The careless examiner may be sometimes deceived with regard to the four-year-old mouth. He will see the teeth perfectly developed, no diminutive ones at the sides, and the mouth apparently full; and then, without giving himself the trouble of counting the teeth, he will conclude that the animal is five years old. A process of displacement, as well as of diminution, has taken place here; the remaining outside milk-teeth have not only shrunk to less than a fourth part of their original size, but the four-year-old teeth have grown before them and perfectly conceal them, unless the mouth is completely opened.

After the permanent teeth have all appeared and are fully grown, there is no criterion as to the age of the sheep. In most cases, the teeth remain sound for one or two years, and then, at uncertain intervals—either on account of the hard work in which they have been employed, or from the natural effect of age—they begin to loosen and fall out; or, by reason of their natural slenderness, they are broken off. When favorite ewes, that have been kept for breeding, begin to lose condition, at six or seven years old, their mouths should be carefully examined.

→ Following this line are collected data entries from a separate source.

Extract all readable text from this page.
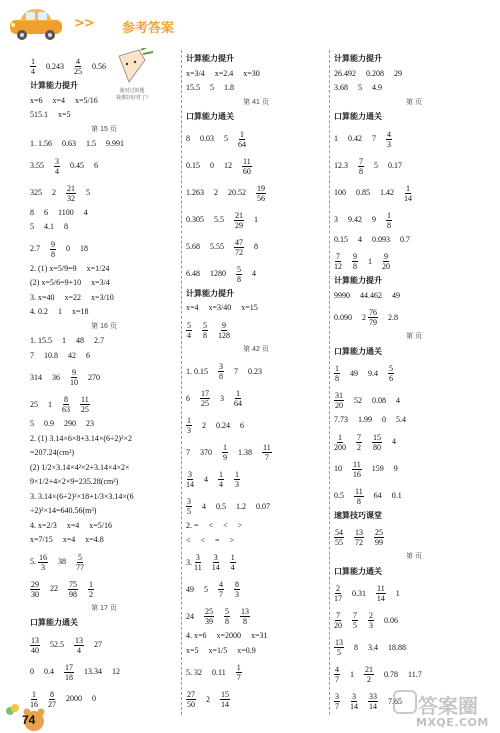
>> 参考答案
我对过的题
我都挂好对了!
$\frac{1}{4} 0.243 \frac{4}{25} 0.56$
计算能力提升
x=6 x=4 x=5/16
515.1 x=5
第 15 页
1. 1.56 0.63 1.5 9.991
$3.55 \frac{3}{4} 0.45$ 6
325 $2 \frac{21}{32} 5$
8 6 1100 4
5 4.1 8
$2.7 \frac{9}{8} 0$ 18
2. (1) x=5/9=9 x=1/24
(2) x=5/6=9+10 x=3/4
3. x=40 x=22 x=3/10
4. 0.2 1 x=18
第 16 页
1. 15.5 1 48 2.7
7 10.8 42 6
314 $36 \frac{9}{10} 270$
25 $1 \frac{8}{63} \frac{11}{25}$
5 0.9 290 23
2. (1) 3.14×6×8+3.14×(6÷2)²×2
=207.24(cm²)
(2) 1/2×3.14×4²×2+3.14×4×2×
9×1/2+4×2×9=235.28(cm²)
3. 3.14×(6÷2)²×18+1/3×3.14×(6
÷2)²×14=640.56(m³)
4. x=2/3 x=4 x=5/16
x=7/15 x=4 x=4.8
5. $\frac{16}{3} 38 \frac{5}{77}$
$\frac{29}{30} 22 \frac{75}{98} \frac{1}{2}$
第 17 页
口算能力通关
$\frac{13}{40} 52.5 \frac{13}{4} 27$
0 $0.4 \frac{17}{18} 13.34$ 12
$\frac{1}{16} \frac{8}{27} 2000$ 0
计算能力提升
x=3/4 x=2.4 x=30
15.5 5 1.8
第 41 页
口算能力通关
8 0.03 $5 \frac{1}{64}$
0.15 0 $12 \frac{11}{60}$
1.263 2 $20.52 \frac{19}{56}$
0.305 $5.5 \frac{21}{29} 1$
5.68 $5.55 \frac{47}{72} 8$
6.48 $1280 \frac{5}{8} 4$
计算能力提升
x=4 x=3/40 x=15
$\frac{5}{4} \frac{5}{8} \frac{9}{128}$
第 42 页
1. $0.15 \frac{3}{8} 7$ 0.23
$6 \frac{17}{25} 3 \frac{1}{64}$
$\frac{1}{3} 2$ 0.24 6
7 $370 \frac{1}{9} 1.38 \frac{11}{7}$
$\frac{3}{14} 4 \frac{1}{4} \frac{1}{3}$
$\frac{3}{5} 4$ 0.5 1.2 0.07
2. = < < >
< < = >
3. $\frac{3}{11} \frac{3}{14} \frac{1}{4}$
49 $5 \frac{4}{7} \frac{8}{3}$
$24 \frac{25}{39} \frac{5}{8} \frac{13}{8}$
4. x=6 x=2000 x=31
x=5 x=1/5 x=0.9
5. 32 $0.11 \frac{1}{7}$
$\frac{27}{50} 2 \frac{15}{14}$
计算能力提升
26.492 0.208 29
3.68 5 4.9
第 页
口算能力通关
1 0.42 $7 \frac{4}{3}$
$12.3 \frac{7}{8} 5$ 0.17
100 0.85 $1.42 \frac{1}{14}$
3 9.42 $9 \frac{1}{8}$
0.15 4 0.093 0.7
$\frac{7}{12} \frac{9}{8} 1 \frac{9}{20}$
计算能力提升
9990 44.462 49
0.090 $2 \frac{76}{79} 2.8$
第 页
口算能力通关
$\frac{1}{8} 49$ $9.4 \frac{5}{6}$
$\frac{31}{20} 52$ 0.08 4
7.73 1.99 0 5.4
$\frac{1}{200} \frac{7}{2} \frac{15}{80} 4$
$10 \frac{11}{16} 159$ 9
$0.5 \frac{11}{8} 64$ 0.1
速算技巧课堂
$\frac{54}{55} \frac{13}{72} \frac{25}{99}$
第 页
口算能力通关
$\frac{2}{17} 0.31 \frac{11}{14} 1$
$\frac{7}{20} \frac{7}{5} \frac{2}{3} 0.06$
$\frac{13}{5} 8$ 3.4 18.88
$\frac{4}{7} 1 \frac{21}{2} 0.78$ 11.7
$\frac{3}{7} \frac{3}{14} \frac{33}{14} 7.65$
74
答案圈
MXQE.COM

If any of the teeth are loose, they should be extracted, and a chance given to the animal to show how far, by browsing early and late, she may be able to make up for the diminished number of her incisors. It frequently happens that ewes with broken teeth, and some with all the incisors gone, will keep pace in condition with the best in the flock; but they must be well taken care of in the winter, and, indeed, nursed to an extent that would scarcely answer the farmer’s purpose to adopt as a general rule, in order to prevent them from declining to such a degree as would make it very difficult afterward to fatten them for the butcher. It may certainly be taken as a general rule, that when sheep become broken-mouthed they begin to decline.

Causes of which the farmer is utterly ignorant, or over which he has no control, will sometimes hasten the loss of the teeth. One thing, however, is certain—that close feeding, causing additional exercise, does wear them down; and that the sheep of farmers who stock unusually and unseasonably hard, lose their teeth much sooner than others do.